Ability to Request Lower Level or Surplus Interconnection Service

An interconnection customer can sometimes benefit from a level of interconnection service that is below its proposed full generation capacity by avoiding construction of certain network upgrades. FERC proposes to allow an interconnection customer to request such lower level interconnection service, as long as the interconnection agreement specifies the appropriate facilities required to prevent the interconnection customer from exceeding the level of service.

Similarly, FERC is proposing (1) to adopt a provisional agreement process whereby new interconnection customers could interconnect, with limited operation, using interconnection service shown to be available by prior studies while the interconnection customer’s studies are completed, and (2) to provide an expedited process for interconnection customers to utilize or transfer surplus interconnection service at existing generating facilities.

Other Proposed Changes

FERC is proposing that transmission providers establish a procedure to assess whether technological changes to an interconnection customer’s facilities will be considered a material modification requiring new studies.

Finally, FERC is proposing to require transmission providers to review the modeling methods they use for interconnection of electric storage resources and to report whether existing practices are sufficient to account for operating characteristics of electric storage resources.

What This Means to You

Generators: The proposed changes could help reduce interconnection-related costs and delays, while streamlining and accelerating the interconnection process.
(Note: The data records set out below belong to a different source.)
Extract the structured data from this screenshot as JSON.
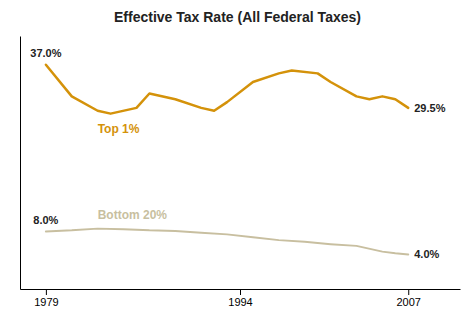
{
  "chart_data": {
    "type": "line",
    "title": "Effective Tax Rate (All Federal Taxes)",
    "series": [
      {
        "name": "Top 1%",
        "color": "#D4920A",
        "x": [
          1979,
          1981,
          1983,
          1984,
          1986,
          1987,
          1989,
          1991,
          1992,
          1993,
          1995,
          1997,
          1998,
          2000,
          2001,
          2003,
          2004,
          2005,
          2006,
          2007
        ],
        "values": [
          37.0,
          31.5,
          29.0,
          28.5,
          29.5,
          32.0,
          31.0,
          29.5,
          29.0,
          30.5,
          34.0,
          35.5,
          36.0,
          35.5,
          34.0,
          31.5,
          31.0,
          31.5,
          31.0,
          29.5
        ],
        "value_labels": [
          "37.0%",
          null,
          null,
          null,
          null,
          null,
          null,
          null,
          null,
          null,
          null,
          null,
          null,
          null,
          null,
          null,
          null,
          null,
          null,
          "29.5%"
        ]
      },
      {
        "name": "Bottom 20%",
        "color": "#C8BFA0",
        "x": [
          1979,
          1981,
          1983,
          1985,
          1987,
          1989,
          1991,
          1993,
          1995,
          1997,
          1999,
          2001,
          2003,
          2005,
          2006,
          2007
        ],
        "values": [
          8.0,
          8.2,
          8.5,
          8.4,
          8.2,
          8.1,
          7.8,
          7.5,
          7.0,
          6.5,
          6.2,
          5.8,
          5.5,
          4.5,
          4.2,
          4.0
        ],
        "value_labels": [
          "8.0%",
          null,
          null,
          null,
          null,
          null,
          null,
          null,
          null,
          null,
          null,
          null,
          null,
          null,
          null,
          "4.0%"
        ]
      }
    ],
    "xlim": [
      1977,
      2011
    ],
    "xticks": [
      1979,
      1994,
      2007
    ],
    "ylim": [
      -2,
      42
    ],
    "grid": false,
    "tick_labels": "x"
  }
}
The proposed changes could also introduce flexibility in addressing project design changes that often occur as a generation development evolves parallel to interconnection studies. The NOPR may also afford developers greater ability to anticipate likely interconnection terms and facilities earlier in the development timeline. Finally, these changes could provide developers with greater standardization, impartiality and a stronger voice in the interconnection process.

Transmission Providers: FERC’s proposed reforms will place significant burdens on transmission providers and transmission owners in revising existing interconnection procedures and practices. Transmission providers will be required to submit compliance filings within 90 days, a very short time given the extent of the proposed changes. Ultimately, if approved, the proposed new procedures can provide efficiencies in the interconnection process and potentially free up resources of transmission providers and transmission owners. Elimination of the transmission owner’s option to self-fund network upgrades may have a significant impact on some transmission owner’s revenues.

Opportunity to Comment

Comments on the NOPR are due 60 days after publication in the Federal Register (likely around the middle of February) in Docket No. RM17-8-000. Although the vast majority of the NOPR’s revisions specifically apply to the large generator interconnection process, FERC indicated that it will consider applying the revisions to the small generator interconnection process. It requested comments on whether it should apply any of the NOPR’s reforms to the pro forma Small Generator Interconnection Procedures (SGIP) and Small Generator Interconnection Agreement (SGIA).